Maclaurin Series: cos(2x)/(1+x^2)

[Punkyc7]

F(x)= (cos(2x)/(1+x^2))





Is there anyway to do this without taking a lot of derivatives and looking for a pattern?

 

[SammyS]

So, I take it that you need to find the Maclaurin Series for the function: f(x) = (cos(2x))/(1+x²) .

How many terms do you need, or do you need to write the result using ∑ notation.

If you know the Maclaurin Series for cos(x) and 1/(1+x²) or 1/(1+x), then No, you don't need to take a of derivatives.

 

[Punkyc7]

The first 3 non zero terms,

I know the Maclaurin series for both of them but when I try doing it like that I don't get the right answer. I have only been able to solve it by taking a bunch of derivatives

 

[SammyS]

What is the series for for each?

Can you multiply (a₁+a₂+a₃+...)·(b₁+b₂+b₃+...) ?

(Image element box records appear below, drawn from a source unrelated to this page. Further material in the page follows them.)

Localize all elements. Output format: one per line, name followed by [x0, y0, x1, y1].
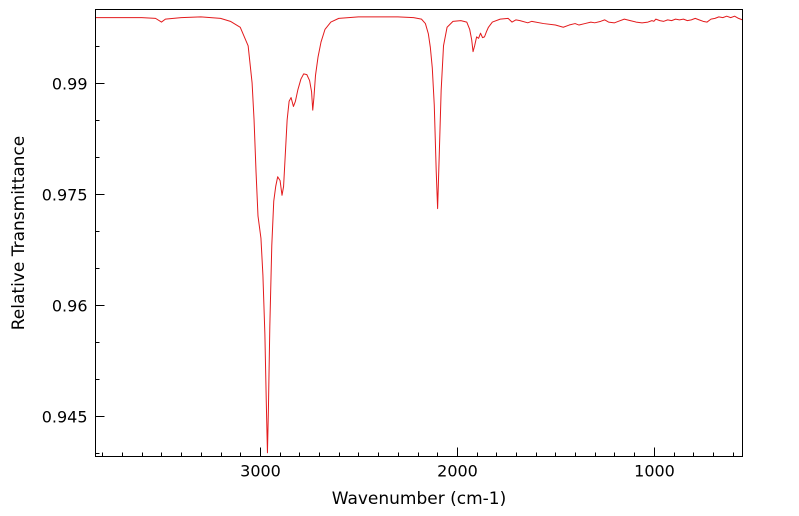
plot-frame	[95, 9, 743, 457]
y-tick-label: 0.96	[52, 297, 88, 316]
x-tick-labels: 3000 2000 1000	[240, 462, 675, 481]
major-ticks	[95, 83, 655, 457]
y-tick-label: 0.99	[52, 75, 88, 94]
minor-ticks	[95, 46, 734, 457]
y-tick-labels: 0.99 0.975 0.96 0.945	[42, 75, 88, 427]
x-tick-label: 3000	[240, 462, 281, 481]
y-tick-label: 0.945	[42, 408, 88, 427]
y-axis-title: Relative Transmittance	[9, 136, 29, 331]
x-axis-title: Wavenumber (cm-1)	[332, 489, 507, 509]
x-tick-label: 2000	[437, 462, 478, 481]
x-tick-label: 1000	[634, 462, 675, 481]
spectrum-line-0	[95, 15, 743, 454]
y-tick-label: 0.975	[42, 186, 88, 205]
series-layer	[95, 15, 743, 454]
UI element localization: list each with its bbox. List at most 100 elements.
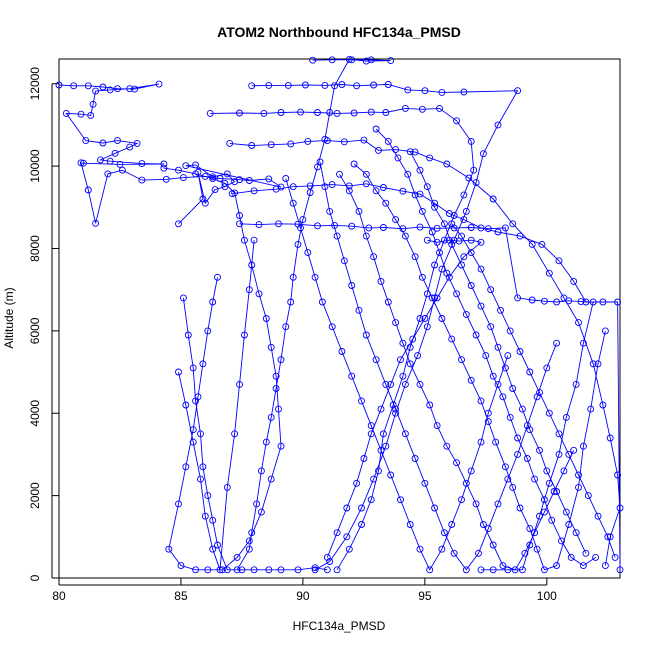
data-point bbox=[477, 302, 485, 310]
y-tick-label: 2000 bbox=[28, 482, 42, 509]
data-point bbox=[382, 109, 390, 116]
data-point bbox=[160, 164, 168, 172]
data-point bbox=[182, 162, 190, 170]
data-point bbox=[314, 109, 321, 116]
data-point bbox=[272, 385, 280, 392]
data-point bbox=[494, 343, 502, 351]
data-point bbox=[438, 315, 446, 322]
data-point bbox=[321, 135, 329, 143]
data-point bbox=[218, 566, 226, 574]
data-point bbox=[536, 389, 543, 397]
data-point bbox=[365, 224, 373, 232]
data-point bbox=[367, 56, 375, 64]
data-point bbox=[372, 125, 380, 133]
data-point bbox=[311, 564, 319, 572]
data-point bbox=[209, 175, 217, 182]
series-line bbox=[178, 240, 255, 570]
data-point bbox=[62, 109, 70, 117]
data-point bbox=[223, 170, 231, 178]
data-point bbox=[197, 430, 204, 438]
data-point bbox=[523, 455, 531, 462]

It's: a₁b₁+a₁b₂+a₂b₁+a₁b₃+a₂b₂+a₃b₁...

 

[Punkyc7]

((-1)^n *((2x)^2n)/(2n!) and (-1^n)((x^2)^n) since our x is -x^2 in the 1/(1+x^2)

 

[Punkyc7]

Ok so how would you know when to stop the a1 and then move onto the a2 and so on... and yes your allowed to multiply them

 

[SammyS]

((-1)^n *((2x)^2n)/(2n!) and (-1^n)((x^2)^n) since our x is -x^2 in the 1/(1+x^2)

I suppose you mean that:

$$\cos(2x)=\sum_{n=0}^\infty \ (-1)^n\,\frac{(2x)^{2n}}{(2n)!}$$

and

$$\frac{1}{1+x^2}=\sum_{n=0}^\infty \ (-1)^{n}\,x^{2n}$$

Write out the first three terms for each and multiply. Of course group all the terms having the same power of x together.

$$\cos(2x)=1-2x^2+\frac{2x^4}{3}-\dots$$

$$\frac{1}{1+x^2}=1-\frac{1}{x^2}+\frac{1}{x^4}-\dots$$

Multiply them together.

What term(s) do you multiply, then sum, to get the constant term?

What term(s) do you multiply, then sum, to get the linear (x¹) term? -Right, there is none.

What term(s) do you multiply, then sum, to get the squared (x²) term?
…

 

[Punkyc7]

Thank you for your help it makes sense now

 

[SammyS]

Cool! Thanks for the THANKS! We often don't get that!